DST was seen as a symbol of foreign rule, a perception owing less to the mere fact that it was an American initiative than to the ham-fisted way in which it was introduced. Clocks were moved forward abruptly on May 1, 1948, only three days after a bill to that effect had been passed in the Diet. No attempt was made to argue a case or to win over a skeptical public. In 1951, in the dying months of the Occupation, the Diet passed a bill to abandon DST. It has never been restored.
Renewed debate last year in the Diet was shelved when then Prime Minister Junichiro Koizumi called an election to confirm support for his plan to privatize Japan Post. Many of the leading supporters of DST were also opposed to postal privatization, and some subsequently lost their seats. For the moment, therefore, the prospects of its implementation seem dim.
But in the absence of direction from central government, businesses and local governments are taking action. The case for DST is particularly strong in Hokkaido, where summer daylight hours are especially long. Since 2004, many firms and government offices there have voluntarily adopted a working schedule equivalent to DST, instructing their employees to arrive at work and leave an hour earlier than normal during the summer months.
This year, on June 21, the city of Oshu in Iwate Prefecture opted unilaterally to move its clocks forward an hour. One may hope that such grassroots actions will continue to spread south. But it will take legislation to guarantee a significant effect on energy consumption.
There are few logical counterarguments. Historically, opposition to DST was strong among farmers, who tended to stop work at dusk, and who feared that longer daylight hours would mean longer working hours.
But numbers engaged in farming have now dwindled to around 5 percent of the Japanese population. More recently, opponents in the Ministry of Education have argued that longer daylight hours would distract schoolchildren from their homework. That may be true, but most Japanese children pursue their after-school studies at “juku;” and they would be safer walking home in daylight.
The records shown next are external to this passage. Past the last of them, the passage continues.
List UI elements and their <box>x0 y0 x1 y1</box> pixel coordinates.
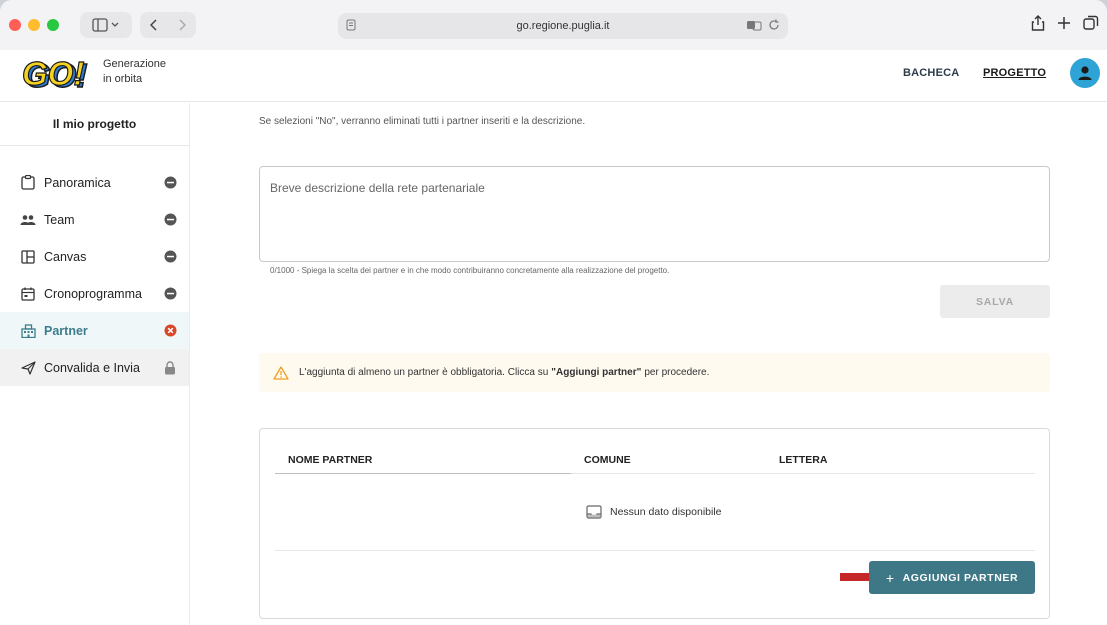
minus-icon <box>163 176 177 190</box>
brand-name: Generazione in orbita <box>103 58 166 85</box>
table-footer-divider <box>275 550 1035 551</box>
calendar-icon <box>20 286 36 302</box>
save-button[interactable]: SALVA <box>940 285 1050 318</box>
description-textarea[interactable] <box>260 167 1049 261</box>
warning-icon <box>273 365 289 380</box>
required-partner-alert: L'aggiunta di almeno un partner è obblig… <box>259 353 1050 392</box>
share-icon[interactable] <box>1031 15 1045 31</box>
sort-indicator <box>275 473 571 474</box>
url-text: go.regione.puglia.it <box>516 20 610 32</box>
maximize-window-button[interactable] <box>47 19 59 31</box>
inbox-icon <box>586 505 602 519</box>
column-lettera[interactable]: LETTERA <box>779 454 827 466</box>
main-content: Se selezioni "No", verranno eliminati tu… <box>191 103 1107 625</box>
building-icon <box>20 323 36 339</box>
sidebar-title: Il mio progetto <box>0 103 189 146</box>
browser-toolbar: go.regione.puglia.it <box>0 0 1107 50</box>
nav-progetto[interactable]: PROGETTO <box>983 67 1046 79</box>
column-nome-partner[interactable]: NOME PARTNER <box>288 454 372 466</box>
send-icon <box>20 360 36 376</box>
avatar[interactable] <box>1070 58 1100 88</box>
close-window-button[interactable] <box>9 19 21 31</box>
go-logo[interactable]: GO! GO! <box>21 54 88 94</box>
reload-icon[interactable] <box>768 19 780 31</box>
minus-icon <box>163 287 177 301</box>
chevron-left-icon <box>150 19 157 31</box>
browser-window: go.regione.puglia.it GO! GO! Generazione… <box>0 0 1107 625</box>
add-partner-label: AGGIUNGI PARTNER <box>902 571 1019 584</box>
translate-icon[interactable] <box>746 19 762 31</box>
clipboard-icon <box>20 175 36 191</box>
layout-icon <box>20 249 36 265</box>
tab-overview-icon[interactable] <box>1083 15 1099 31</box>
partner-table: NOME PARTNER COMUNE LETTERA Nessun dato … <box>259 428 1050 619</box>
forward-button[interactable] <box>168 19 196 31</box>
table-header: NOME PARTNER COMUNE LETTERA <box>275 449 1035 474</box>
sidebar-item-canvas[interactable]: Canvas <box>0 238 189 275</box>
alert-text-before: L'aggiunta di almeno un partner è obblig… <box>299 367 549 378</box>
people-icon <box>20 212 36 228</box>
alert-text-bold: "Aggiungi partner" <box>551 367 642 378</box>
lock-icon <box>163 360 177 375</box>
delete-warning-note: Se selezioni "No", verranno eliminati tu… <box>259 116 586 127</box>
minus-icon <box>163 250 177 264</box>
nav-bacheca[interactable]: BACHECA <box>903 67 959 79</box>
error-icon <box>163 324 177 338</box>
add-partner-button[interactable]: + AGGIUNGI PARTNER <box>869 561 1035 594</box>
description-field[interactable] <box>259 166 1050 262</box>
sidebar-icon <box>92 18 119 32</box>
sidebar-toggle-button[interactable] <box>80 12 132 38</box>
empty-state: Nessun dato disponibile <box>586 505 722 519</box>
chevron-right-icon <box>179 19 186 31</box>
app-header: GO! GO! Generazione in orbita BACHECA PR… <box>0 50 1107 102</box>
address-bar[interactable]: go.regione.puglia.it <box>338 13 788 39</box>
minus-icon <box>163 213 177 227</box>
user-icon <box>1078 66 1092 80</box>
logo-text: GO! <box>22 56 84 92</box>
empty-state-text: Nessun dato disponibile <box>610 506 722 518</box>
column-comune[interactable]: COMUNE <box>584 454 631 466</box>
new-tab-icon[interactable] <box>1057 15 1071 31</box>
sidebar-item-team[interactable]: Team <box>0 201 189 238</box>
page-settings-icon[interactable] <box>346 19 356 34</box>
minimize-window-button[interactable] <box>28 19 40 31</box>
sidebar-item-partner[interactable]: Partner <box>0 312 189 349</box>
alert-text-after: per procedere. <box>644 367 710 378</box>
navigation-buttons <box>140 12 196 38</box>
sidebar-item-panoramica[interactable]: Panoramica <box>0 164 189 201</box>
description-helper-text: 0/1000 - Spiega la scelta dei partner e … <box>270 266 670 275</box>
sidebar-item-convalida[interactable]: Convalida e Invia <box>0 349 189 386</box>
sidebar: Il mio progetto Panoramica Team Canvas C… <box>0 103 190 625</box>
plus-icon: + <box>885 569 895 586</box>
back-button[interactable] <box>140 19 168 31</box>
sidebar-item-cronoprogramma[interactable]: Cronoprogramma <box>0 275 189 312</box>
Some might complain that evenings would be too light for “Obon hanabi.” Yet the United States celebrates Independence Day with fireworks, not long after midsummer, in a country stretching far further north than Japan.
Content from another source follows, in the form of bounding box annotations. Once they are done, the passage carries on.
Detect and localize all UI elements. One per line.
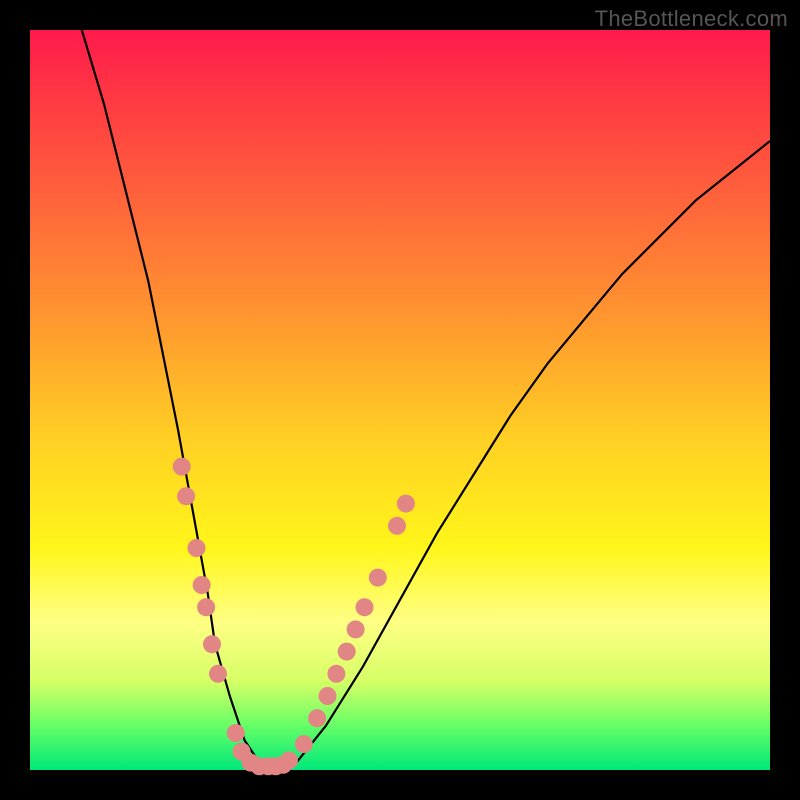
marker-dot xyxy=(388,517,406,535)
marker-dot xyxy=(193,576,211,594)
marker-dot xyxy=(347,620,365,638)
bottleneck-curve xyxy=(82,30,770,770)
marker-dot xyxy=(319,687,337,705)
marker-dot xyxy=(173,458,191,476)
marker-dot xyxy=(197,598,215,616)
marker-dot xyxy=(295,735,313,753)
attribution-label: TheBottleneck.com xyxy=(595,6,788,32)
sample-dots xyxy=(173,458,415,776)
marker-dot xyxy=(369,569,387,587)
chart-svg xyxy=(30,30,770,770)
marker-dot xyxy=(338,643,356,661)
marker-dot xyxy=(209,665,227,683)
chart-frame: TheBottleneck.com xyxy=(0,0,800,800)
marker-dot xyxy=(203,635,221,653)
marker-dot xyxy=(327,665,345,683)
marker-dot xyxy=(308,709,326,727)
marker-dot xyxy=(177,487,195,505)
marker-dot xyxy=(280,751,298,769)
plot-area xyxy=(30,30,770,770)
marker-dot xyxy=(356,598,374,616)
marker-dot xyxy=(188,539,206,557)
marker-dot xyxy=(227,724,245,742)
marker-dot xyxy=(397,495,415,513)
There remains the counter-argument of custom: those complaints about the inconvenience of changing clocks. This is a change the rest of the developed world performs twice a year without complaint, but DST is likely to remain unpopular in Japan until its case has been argued more clearly.
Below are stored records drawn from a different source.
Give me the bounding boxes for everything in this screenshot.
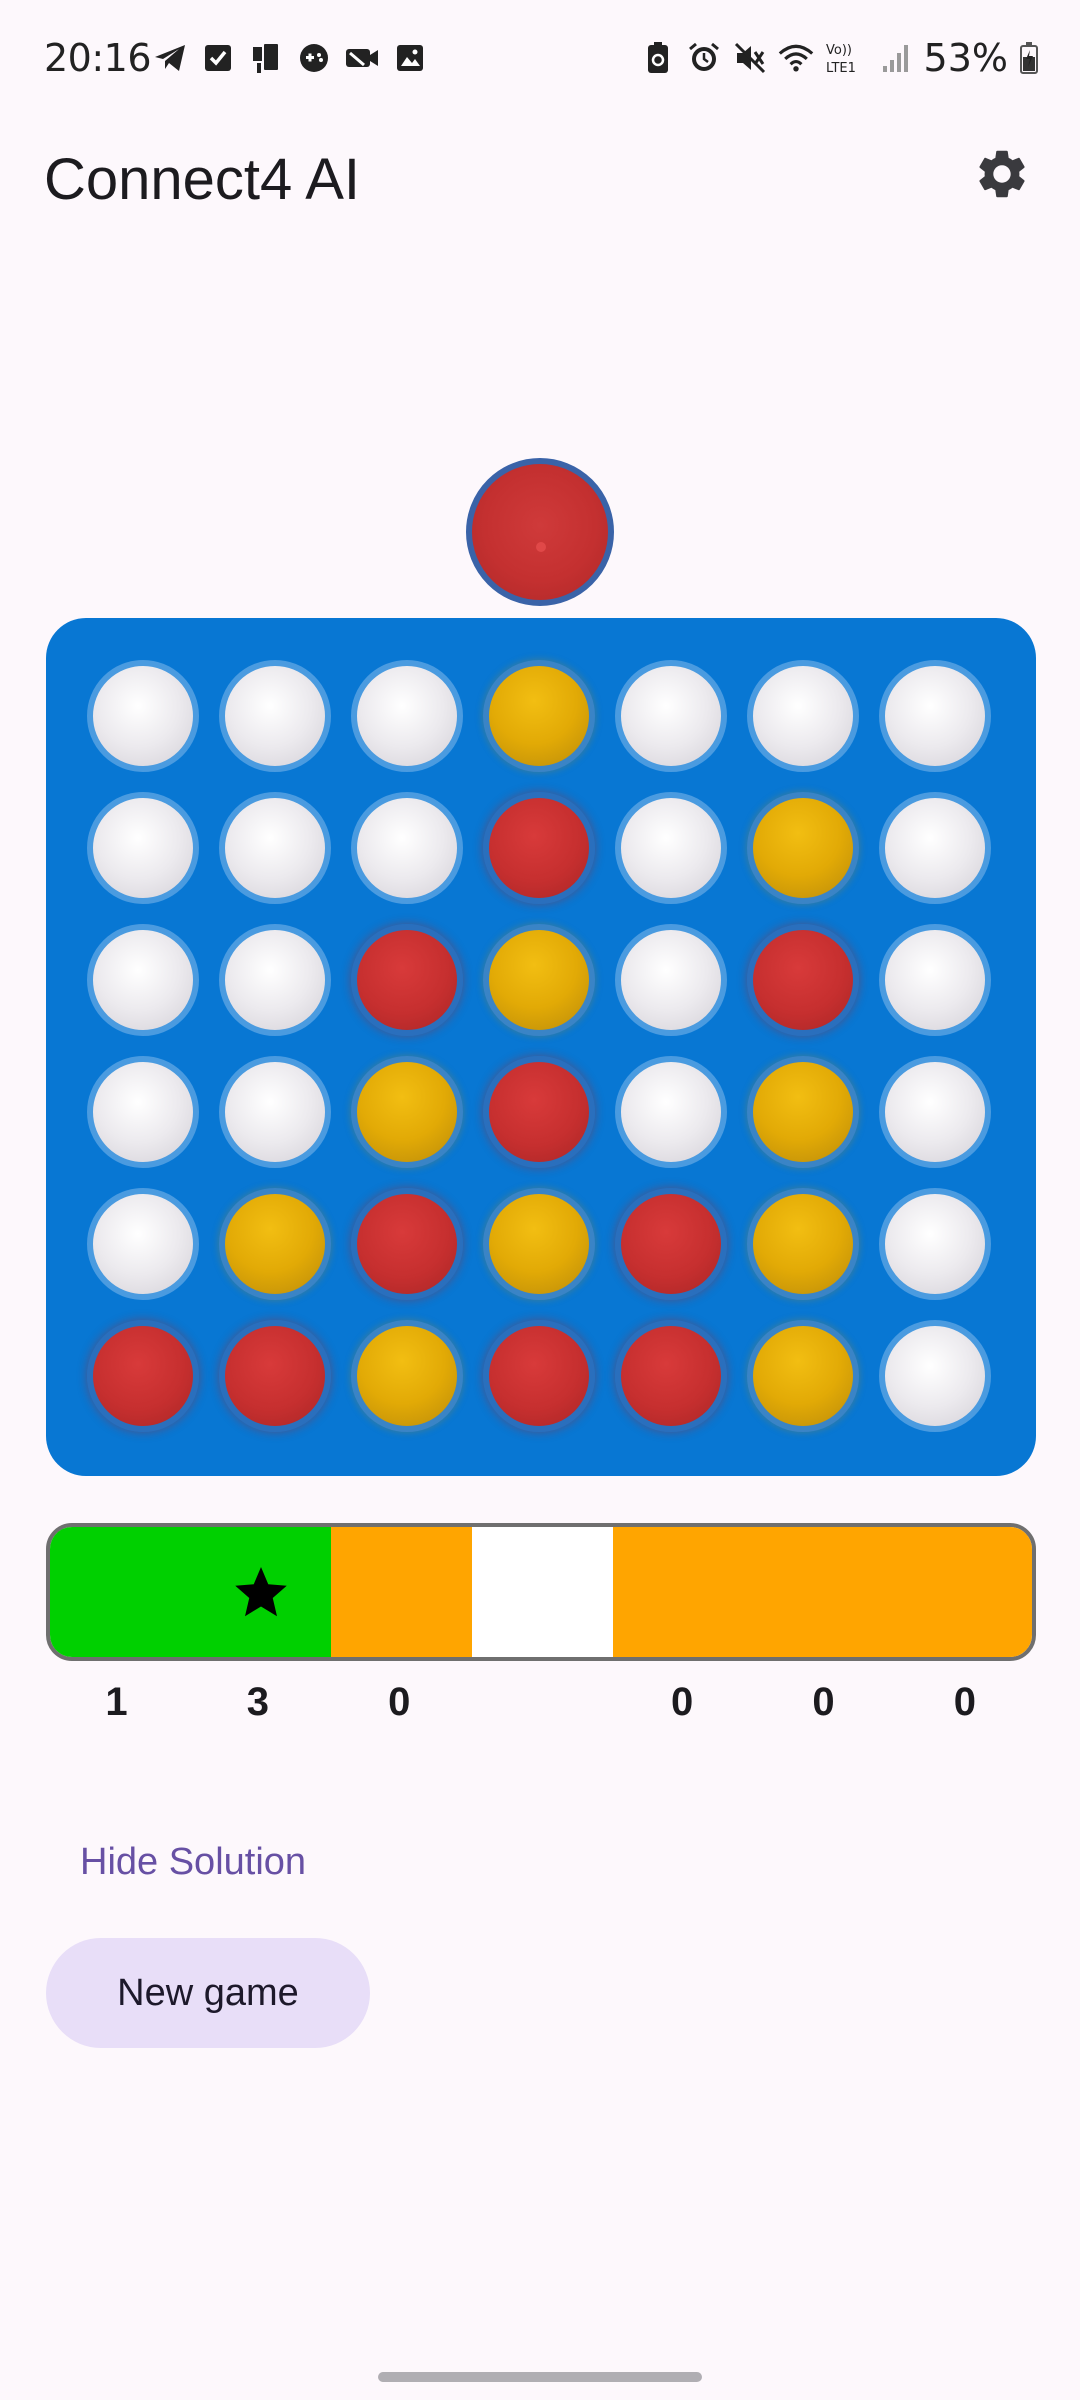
board-cell-r5-c7-empty[interactable] xyxy=(879,1188,991,1300)
device-icon xyxy=(248,40,284,76)
evaluation-segment-col4-white xyxy=(472,1527,613,1657)
alarm-icon xyxy=(686,40,722,76)
board-cell-r4-c2-empty[interactable] xyxy=(219,1056,331,1168)
board-cell-r2-c2-empty[interactable] xyxy=(219,792,331,904)
svg-text:LTE1: LTE1 xyxy=(826,61,856,76)
board-cell-r6-c3-yellow[interactable] xyxy=(351,1320,463,1432)
board-cell-r2-c5-empty[interactable] xyxy=(615,792,727,904)
column-score-5: 0 xyxy=(670,1680,694,1724)
board-cell-r1-c3-empty[interactable] xyxy=(351,660,463,772)
board-cell-r4-c7-empty[interactable] xyxy=(879,1056,991,1168)
board-cell-r3-c6-red[interactable] xyxy=(747,924,859,1036)
board-cell-r2-c4-red[interactable] xyxy=(483,792,595,904)
board-cell-r3-c1-empty[interactable] xyxy=(87,924,199,1036)
image-icon xyxy=(392,40,428,76)
board-cell-r5-c5-red[interactable] xyxy=(615,1188,727,1300)
evaluation-segment-col6-orange xyxy=(754,1527,895,1657)
game-icon xyxy=(296,40,332,76)
camera-off-icon xyxy=(344,40,380,76)
telegram-icon xyxy=(152,40,188,76)
board-cell-r4-c3-yellow[interactable] xyxy=(351,1056,463,1168)
checkbox-icon xyxy=(200,40,236,76)
best-move-star-icon xyxy=(234,1567,287,1617)
column-score-1: 1 xyxy=(105,1680,128,1724)
evaluation-segment-col7-orange xyxy=(895,1527,1032,1657)
settings-button[interactable] xyxy=(970,144,1034,208)
board-cell-r4-c6-yellow[interactable] xyxy=(747,1056,859,1168)
board-cell-r3-c5-empty[interactable] xyxy=(615,924,727,1036)
status-time: 20:16 xyxy=(44,36,152,80)
navigation-handle[interactable] xyxy=(378,2372,702,2382)
app-title: Connect4 AI xyxy=(44,147,360,212)
board-cell-r2-c3-empty[interactable] xyxy=(351,792,463,904)
evaluation-segment-col1-green xyxy=(50,1527,190,1657)
svg-text:Vo)): Vo)) xyxy=(826,43,852,58)
battery-percentage: 53% xyxy=(923,36,1008,80)
board-cell-r5-c3-red[interactable] xyxy=(351,1188,463,1300)
new-game-button[interactable]: New game xyxy=(46,1938,370,2048)
mute-icon xyxy=(732,40,768,76)
signal-icon xyxy=(878,40,914,76)
board-cell-r5-c4-yellow[interactable] xyxy=(483,1188,595,1300)
board-cell-r6-c4-red[interactable] xyxy=(483,1320,595,1432)
board-cell-r1-c6-empty[interactable] xyxy=(747,660,859,772)
board-cell-r3-c3-red[interactable] xyxy=(351,924,463,1036)
board-cell-r6-c5-red[interactable] xyxy=(615,1320,727,1432)
board-cell-r3-c2-empty[interactable] xyxy=(219,924,331,1036)
column-scores: 1 3 0 0 0 0 xyxy=(46,1680,1036,1730)
board-cell-r5-c6-yellow[interactable] xyxy=(747,1188,859,1300)
board-cell-r1-c1-empty[interactable] xyxy=(87,660,199,772)
status-right-icons: Vo)) LTE1 53% xyxy=(640,36,1040,80)
board-cell-r1-c2-empty[interactable] xyxy=(219,660,331,772)
board-cell-r4-c5-empty[interactable] xyxy=(615,1056,727,1168)
evaluation-segment-col5-orange xyxy=(613,1527,754,1657)
board-cell-r4-c1-empty[interactable] xyxy=(87,1056,199,1168)
column-score-2: 3 xyxy=(246,1680,270,1724)
board-cell-r3-c7-empty[interactable] xyxy=(879,924,991,1036)
board-cell-r1-c4-yellow[interactable] xyxy=(483,660,595,772)
drop-disc[interactable] xyxy=(466,458,614,606)
wifi-icon xyxy=(778,40,814,76)
board-cell-r6-c1-red[interactable] xyxy=(87,1320,199,1432)
status-bar: 20:16 Vo)) LTE1 53% xyxy=(0,0,1080,120)
board-cell-r6-c7-empty[interactable] xyxy=(879,1320,991,1432)
board-cell-r1-c7-empty[interactable] xyxy=(879,660,991,772)
game-board[interactable] xyxy=(46,618,1036,1476)
board-cell-r5-c2-yellow[interactable] xyxy=(219,1188,331,1300)
drop-disc-dot xyxy=(536,542,546,552)
hide-solution-button[interactable]: Hide Solution xyxy=(46,1826,346,1898)
board-cell-r2-c7-empty[interactable] xyxy=(879,792,991,904)
volte-icon: Vo)) LTE1 xyxy=(824,40,868,76)
board-cell-r2-c6-yellow[interactable] xyxy=(747,792,859,904)
board-cell-r6-c2-red[interactable] xyxy=(219,1320,331,1432)
board-cell-r2-c1-empty[interactable] xyxy=(87,792,199,904)
column-score-7: 0 xyxy=(953,1680,977,1724)
board-cell-r1-c5-empty[interactable] xyxy=(615,660,727,772)
evaluation-bar xyxy=(46,1523,1036,1661)
evaluation-segment-col3-orange xyxy=(331,1527,472,1657)
board-cell-r6-c6-yellow[interactable] xyxy=(747,1320,859,1432)
evaluation-segment-col2-green xyxy=(190,1527,331,1657)
status-left-icons xyxy=(152,40,428,76)
board-cell-r3-c4-yellow[interactable] xyxy=(483,924,595,1036)
column-score-6: 0 xyxy=(812,1680,835,1724)
column-score-3: 0 xyxy=(388,1680,411,1724)
battery-icon xyxy=(1018,40,1040,76)
board-cell-r4-c4-red[interactable] xyxy=(483,1056,595,1168)
board-cell-r5-c1-empty[interactable] xyxy=(87,1188,199,1300)
battery-saver-icon xyxy=(640,40,676,76)
gear-icon xyxy=(973,145,1031,208)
Still, there might be a creative way of neutralizing such complaints. DST is generally a policy of temperate regions, where there are sharp differences between daylight hours in winter and summer. Countries in equatorial latitudes have never adopted the system.
But visitors to the Malaysian capital, Kuala Lumpur, will notice that sunrise and sunset occur, year round, at seven in the morning and evening — not at six, as they would do if midday was truly the middle of the day. This is because the city is at the westernmost edge of a country that stretches for around 2000 km to the east.
This means that Malaysia’s most populous regions benefit throughout the year from an extra hour of evening daylight.
Though this is not a deliberate strategy on Malaysia’s part, Japan might consider following the Southeast Asian country’s lead. European nations put the clocks back in winter because they are relatively far north: permanent DST would mean dark winter mornings, inconvenience for farmers and more deaths on the road. Tokyo, on the same latitude as Los Angeles and Algiers, enjoys proportionally longer hours of winter daylight.
Much of Japan is further south again: the southernmost islands of Okinawa stretch almost to the tropic of Cancer. Even the northern tip of Hokkaido is further south than Paris. Ninety-five percent of Japanese live in latitudes that might benefit from perpetual daylight-saving time.
I suggest that the Diet consider turning the clocks an hour forward in April. Once that is done, to avoid any further inconvenience, they should stay like that forever.